Het begin van dit nieuwe jaar is een goede aanleiding om vooruit te kijken naar het zorgjaar 2022. Problemen die al lange tijd spelen, zoals het personeelstekort en de almaar stijgende zorgkosten door vergrijzing en chronische ziekten, nemen we mee het nieuwe jaar in. Zal daar nu eindelijk eens een oplossing voor komen?
Onze gasten
Marianne de Visser van de Wetenschappelijke Raad voor het regeringsbeleid en emeritus hoogleraar neuromusculaire ziekten .
Anna van Poucke, sectorleider van de wereldwijde zorgpraktijk bij adviesbedrijf KPMG.
De uitgaven aan de zorg als aandeel van de overheidsuitgaven zijn de laatste twintig jaar verdubbeld, terwijl de uitgaven aan onderwijs gelijk gebleven zijn. Is het terecht dat gezondheid het hoogste goed is?

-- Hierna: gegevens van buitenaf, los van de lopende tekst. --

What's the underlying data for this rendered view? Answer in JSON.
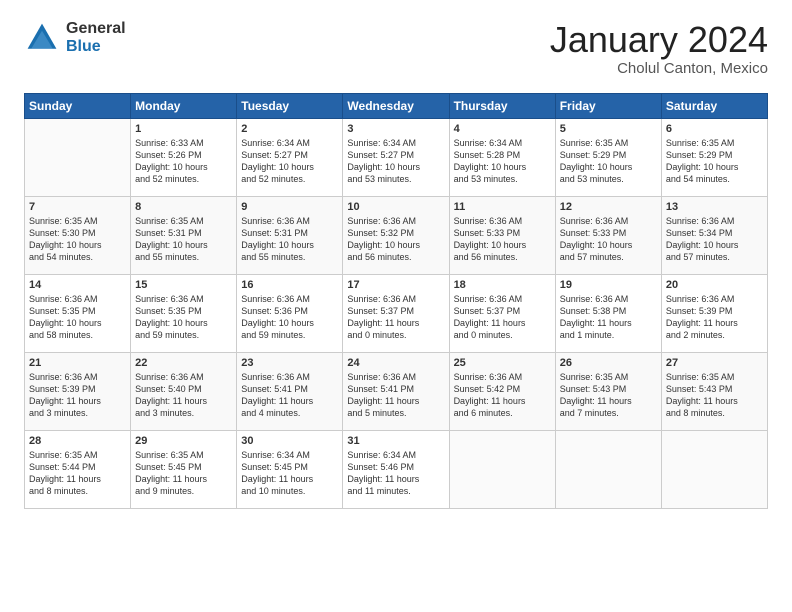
{
  "header": {
    "logo_general": "General",
    "logo_blue": "Blue",
    "month_title": "January 2024",
    "subtitle": "Cholul Canton, Mexico"
  },
  "weekdays": [
    "Sunday",
    "Monday",
    "Tuesday",
    "Wednesday",
    "Thursday",
    "Friday",
    "Saturday"
  ],
  "weeks": [
    [
      {
        "day": null,
        "content": null
      },
      {
        "day": "1",
        "content": "Sunrise: 6:33 AM\nSunset: 5:26 PM\nDaylight: 10 hours\nand 52 minutes."
      },
      {
        "day": "2",
        "content": "Sunrise: 6:34 AM\nSunset: 5:27 PM\nDaylight: 10 hours\nand 52 minutes."
      },
      {
        "day": "3",
        "content": "Sunrise: 6:34 AM\nSunset: 5:27 PM\nDaylight: 10 hours\nand 53 minutes."
      },
      {
        "day": "4",
        "content": "Sunrise: 6:34 AM\nSunset: 5:28 PM\nDaylight: 10 hours\nand 53 minutes."
      },
      {
        "day": "5",
        "content": "Sunrise: 6:35 AM\nSunset: 5:29 PM\nDaylight: 10 hours\nand 53 minutes."
      },
      {
        "day": "6",
        "content": "Sunrise: 6:35 AM\nSunset: 5:29 PM\nDaylight: 10 hours\nand 54 minutes."
      }
    ],
    [
      {
        "day": "7",
        "content": "Sunrise: 6:35 AM\nSunset: 5:30 PM\nDaylight: 10 hours\nand 54 minutes."
      },
      {
        "day": "8",
        "content": "Sunrise: 6:35 AM\nSunset: 5:31 PM\nDaylight: 10 hours\nand 55 minutes."
      },
      {
        "day": "9",
        "content": "Sunrise: 6:36 AM\nSunset: 5:31 PM\nDaylight: 10 hours\nand 55 minutes."
      },
      {
        "day": "10",
        "content": "Sunrise: 6:36 AM\nSunset: 5:32 PM\nDaylight: 10 hours\nand 56 minutes."
      },
      {
        "day": "11",
        "content": "Sunrise: 6:36 AM\nSunset: 5:33 PM\nDaylight: 10 hours\nand 56 minutes."
      },
      {
        "day": "12",
        "content": "Sunrise: 6:36 AM\nSunset: 5:33 PM\nDaylight: 10 hours\nand 57 minutes."
      },
      {
        "day": "13",
        "content": "Sunrise: 6:36 AM\nSunset: 5:34 PM\nDaylight: 10 hours\nand 57 minutes."
      }
    ],
    [
      {
        "day": "14",
        "content": "Sunrise: 6:36 AM\nSunset: 5:35 PM\nDaylight: 10 hours\nand 58 minutes."
      },
      {
        "day": "15",
        "content": "Sunrise: 6:36 AM\nSunset: 5:35 PM\nDaylight: 10 hours\nand 59 minutes."
      },
      {
        "day": "16",
        "content": "Sunrise: 6:36 AM\nSunset: 5:36 PM\nDaylight: 10 hours\nand 59 minutes."
      },
      {
        "day": "17",
        "content": "Sunrise: 6:36 AM\nSunset: 5:37 PM\nDaylight: 11 hours\nand 0 minutes."
      },
      {
        "day": "18",
        "content": "Sunrise: 6:36 AM\nSunset: 5:37 PM\nDaylight: 11 hours\nand 0 minutes."
      },
      {
        "day": "19",
        "content": "Sunrise: 6:36 AM\nSunset: 5:38 PM\nDaylight: 11 hours\nand 1 minute."
      },
      {
        "day": "20",
        "content": "Sunrise: 6:36 AM\nSunset: 5:39 PM\nDaylight: 11 hours\nand 2 minutes."
      }
    ],
    [
      {
        "day": "21",
        "content": "Sunrise: 6:36 AM\nSunset: 5:39 PM\nDaylight: 11 hours\nand 3 minutes."
      },
      {
        "day": "22",
        "content": "Sunrise: 6:36 AM\nSunset: 5:40 PM\nDaylight: 11 hours\nand 3 minutes."
      },
      {
        "day": "23",
        "content": "Sunrise: 6:36 AM\nSunset: 5:41 PM\nDaylight: 11 hours\nand 4 minutes."
      },
      {
        "day": "24",
        "content": "Sunrise: 6:36 AM\nSunset: 5:41 PM\nDaylight: 11 hours\nand 5 minutes."
      },
      {
        "day": "25",
        "content": "Sunrise: 6:36 AM\nSunset: 5:42 PM\nDaylight: 11 hours\nand 6 minutes."
      },
      {
        "day": "26",
        "content": "Sunrise: 6:35 AM\nSunset: 5:43 PM\nDaylight: 11 hours\nand 7 minutes."
      },
      {
        "day": "27",
        "content": "Sunrise: 6:35 AM\nSunset: 5:43 PM\nDaylight: 11 hours\nand 8 minutes."
      }
    ],
    [
      {
        "day": "28",
        "content": "Sunrise: 6:35 AM\nSunset: 5:44 PM\nDaylight: 11 hours\nand 8 minutes."
      },
      {
        "day": "29",
        "content": "Sunrise: 6:35 AM\nSunset: 5:45 PM\nDaylight: 11 hours\nand 9 minutes."
      },
      {
        "day": "30",
        "content": "Sunrise: 6:34 AM\nSunset: 5:45 PM\nDaylight: 11 hours\nand 10 minutes."
      },
      {
        "day": "31",
        "content": "Sunrise: 6:34 AM\nSunset: 5:46 PM\nDaylight: 11 hours\nand 11 minutes."
      },
      {
        "day": null,
        "content": null
      },
      {
        "day": null,
        "content": null
      },
      {
        "day": null,
        "content": null
      }
    ]
  ]
}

Vergrijzing, personeelstekorten en chronische ziekten zorgen voor hogere zorgkosten. Er moet dus wat veranderen om de stijgende kosten in de hand te houden, maar hoe zorg je dat het niet alleen bij goede voornemens blijft en tot daadwerkelijke actie komt?

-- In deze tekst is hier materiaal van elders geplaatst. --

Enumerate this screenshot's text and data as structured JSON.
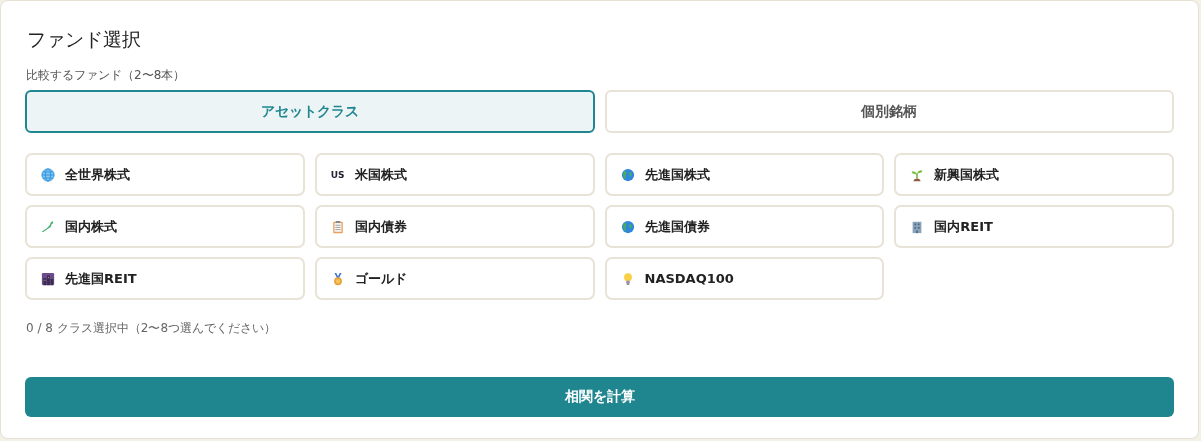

Van Poucke en De Visser zijn optimistisch over de perspectieven die de coalitieplannen en de nieuwe bewindslieden voor de zorg bieden (Ernst Kuipers als minister van Volksgezondheid en Conny Helder als minister voor Langdurige zorg en Sport).
Personeelstekort Nu werkt ongeveer een op de zes à zeven Nederlanders in de zorg, over twintig jaar zou dat één op de vier zijn, in 2060 één op de drie en dat terwijl het personeelsbestand in de zorg flink aan het vergrijzen is. Volgens de WRR is dat probleem niet alleen een kwestie van geld en hogere salarissen; werkgevers moeten ook zorgen dat de balans tussen werk en privé optimaal is, dat zorgpersoneel zich gewaardeerd en serieus genomen voelt en ook inspraak heeft in de organisatie.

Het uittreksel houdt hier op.